Selain Ronaldo, Lionel Messi dan Neymar Jr. juga dikenal memiliki properti yang tidak kalah megah. Fasilitas yang dimiliki oleh para pemain ini menunjukkan bahwa kehidupan mereka di luar lapangan juga sangat menarik dan penuh dengan kemewahan. Properti-properti yang mereka miliki tidak hanya menjadi tempat tinggal, tetapi juga merupakan investasi bernilai tinggi di kawasan elite di Eropa.
Sementara itu, di tengah keseruan Piala Dunia 2026, Presiden FIFA Gianni Infantino mengungkapkan wacana untuk menambah jumlah peserta Piala Dunia 2030 menjadi 64 tim. Hal ini tentu membuka peluang lebih besar bagi negara-negara yang ingin berpartisipasi, termasuk Indonesia. Infantino menyatakan bahwa Piala Dunia haruslah menjadi ajang bagi semua negara, bukan hanya bagi negara-negara dengan tradisi sepak bola yang kuat. Dengan adanya peningkatan jumlah peserta, motivasi negara-negara untuk meningkatkan kualitas sepak bola mereka juga akan meningkat.
Infantino menjelaskan bahwa penambahan jumlah tim ini akan dibahas secara lebih mendalam setelah Piala Dunia 2026 selesai. Format baru yang diterapkan di Piala Dunia 2026 dengan 48 tim dinilai telah berhasil mendongkrak kualitas kompetisi, di mana negara-negara non-tradisional juga mampu bersaing di level internasional.
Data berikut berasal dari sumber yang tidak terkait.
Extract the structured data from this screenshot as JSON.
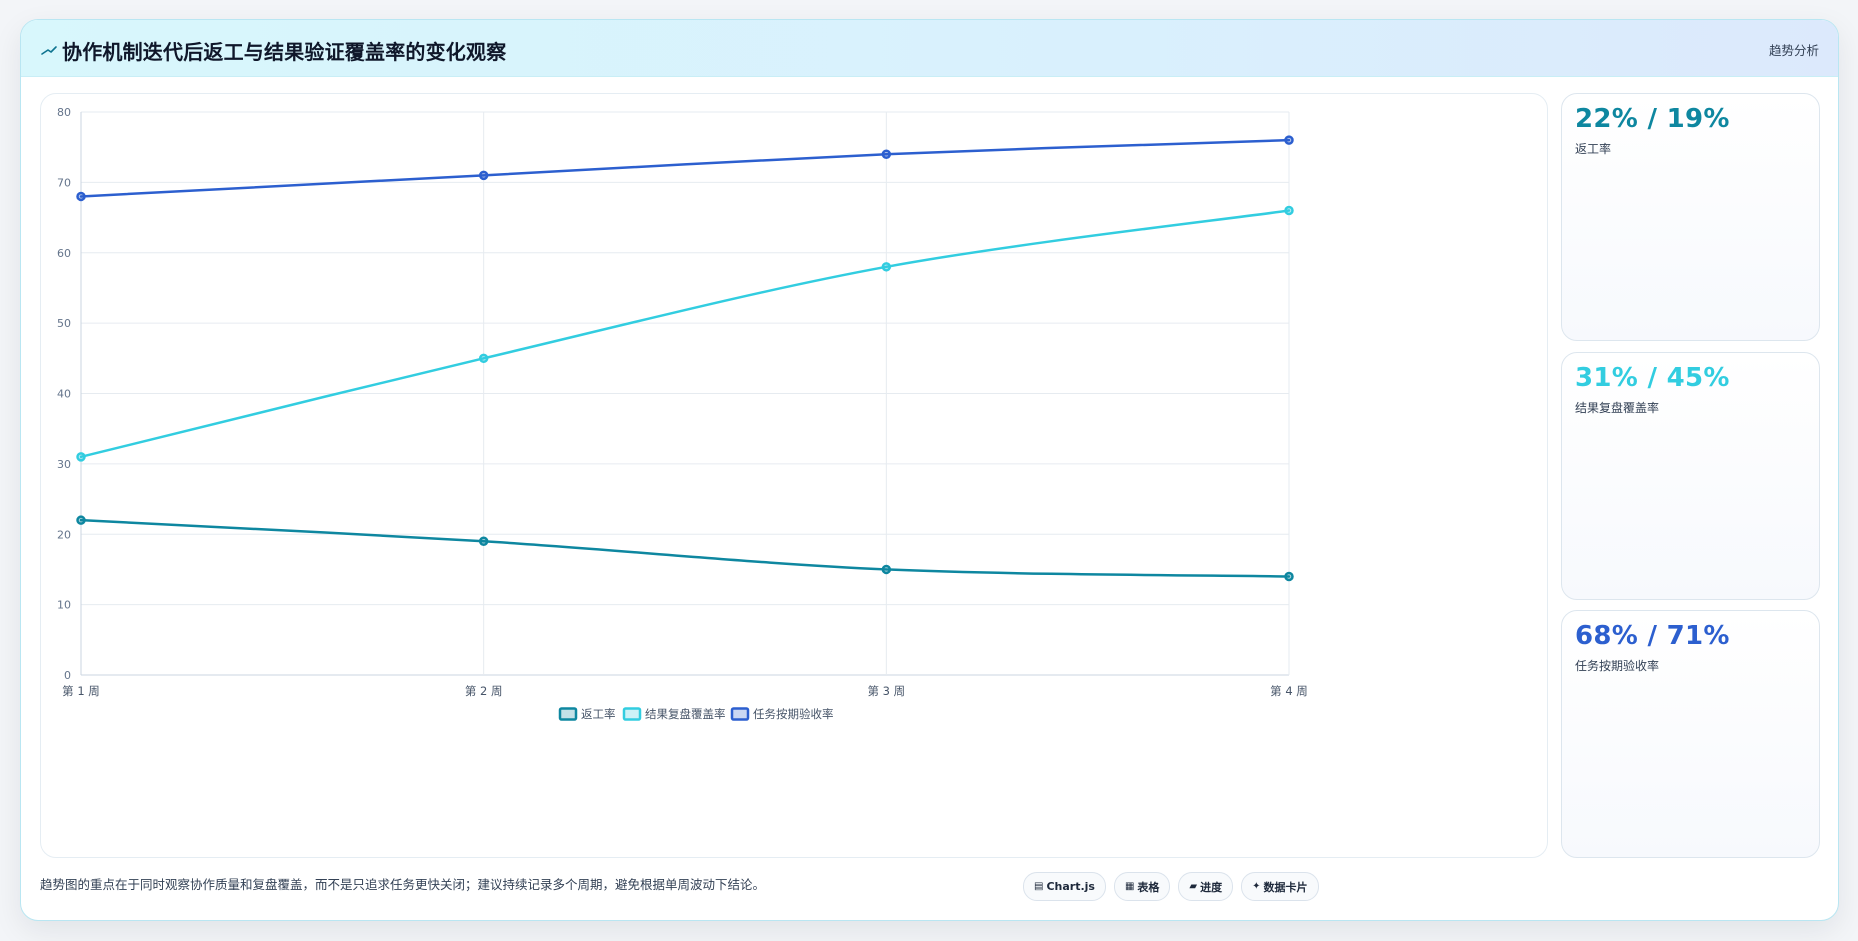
{
  "header": {
    "title": "协作机制迭代后返工与结果验证覆盖率的变化观察",
    "title_icon": "trend-line-icon",
    "tag": "趋势分析"
  },
  "chart_data": {
    "type": "line",
    "categories": [
      "第 1 周",
      "第 2 周",
      "第 3 周",
      "第 4 周"
    ],
    "series": [
      {
        "name": "返工率",
        "values": [
          22,
          19,
          15,
          14
        ],
        "color": "#0e87a0"
      },
      {
        "name": "结果复盘覆盖率",
        "values": [
          31,
          45,
          58,
          66
        ],
        "color": "#32cde0"
      },
      {
        "name": "任务按期验收率",
        "values": [
          68,
          71,
          74,
          76
        ],
        "color": "#2c5fcf"
      }
    ],
    "ylim": [
      0,
      80
    ],
    "yticks": [
      0,
      10,
      20,
      30,
      40,
      50,
      60,
      70,
      80
    ],
    "grid": true,
    "legend": "bottom-center",
    "title": "",
    "xlabel": "",
    "ylabel": ""
  },
  "kpis": [
    {
      "value": "22% / 19%",
      "label": "返工率",
      "color": "#0e87a0"
    },
    {
      "value": "31% / 45%",
      "label": "结果复盘覆盖率",
      "color": "#32cde0"
    },
    {
      "value": "68% / 71%",
      "label": "任务按期验收率",
      "color": "#2c5fcf"
    }
  ],
  "footer": {
    "note": "趋势图的重点在于同时观察协作质量和复盘覆盖，而不是只追求任务更快关闭；建议持续记录多个周期，避免根据单周波动下结论。",
    "tags": [
      {
        "label": "Chart.js",
        "icon": "▤"
      },
      {
        "label": "表格",
        "icon": "▦"
      },
      {
        "label": "进度",
        "icon": "▰"
      },
      {
        "label": "数据卡片",
        "icon": "✦"
      }
    ]
  }
}
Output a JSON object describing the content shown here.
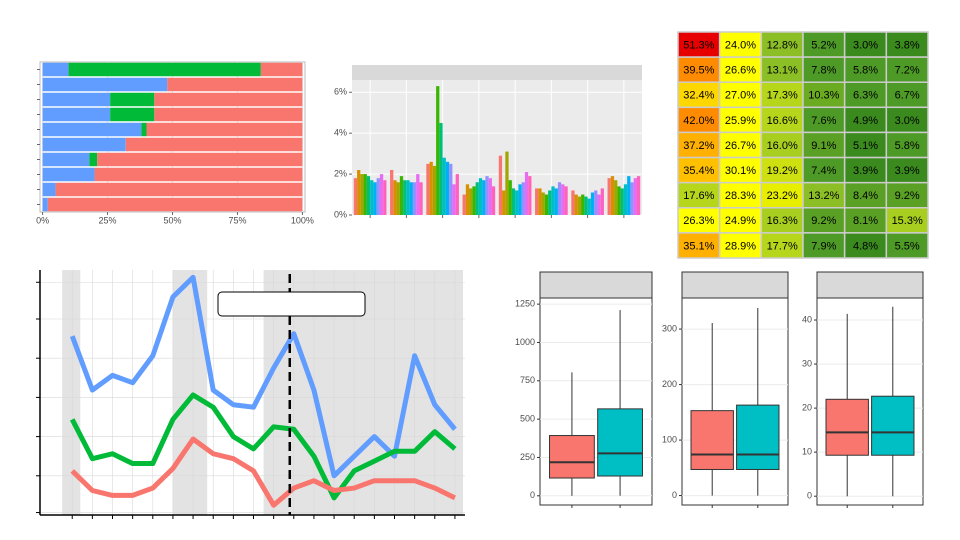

Namun, tidak semua cerita di Piala Dunia 2026 berjalan mulus. Kiper Belgia, Thibaut Courtois, mengumumkan keinginannya untuk rehat dari timnas setelah timnya tersingkir di perempat final melawan Spanyol. Courtois telah menjadi andalan Belgia selama hampir 15 tahun dan menyatakan bahwa jika keputusannya untuk istirahat tidak diterima, maka pertandingan melawan Spanyol mungkin akan menjadi yang terakhir baginya bersama tim nasional.
Di sisi lain, Norwegia yang diwakili oleh Erling Haaland juga mengalami nasib yang sama setelah kalah dari Inggris. Kekalahan ini memicu perdebatan terkait keputusan wasit yang dianggap tidak adil oleh kubu Norwegia. Ayah Haaland bahkan mengungkapkan rasa frustrasinya melalui media sosial, menyebut timnya dirugikan oleh keputusan wasit dalam pertandingan tersebut.
Dengan berbagai dinamika yang terjadi, Piala Dunia sepak bola 2026 tidak hanya menjadi ajang kompetisi, tetapi juga menciptakan sorotan baru terkait kehidupan para pesepak bola di luar lapangan, serta memberikan harapan bagi negara-negara lain untuk meraih kesempatan berharga di masa mendatang.
Disclaimer: Artikel ini dibuat dengan bantuan AI Gemini/ChatGPT yang dimodifikasi oleh editor untuk kenyamanan pembaca.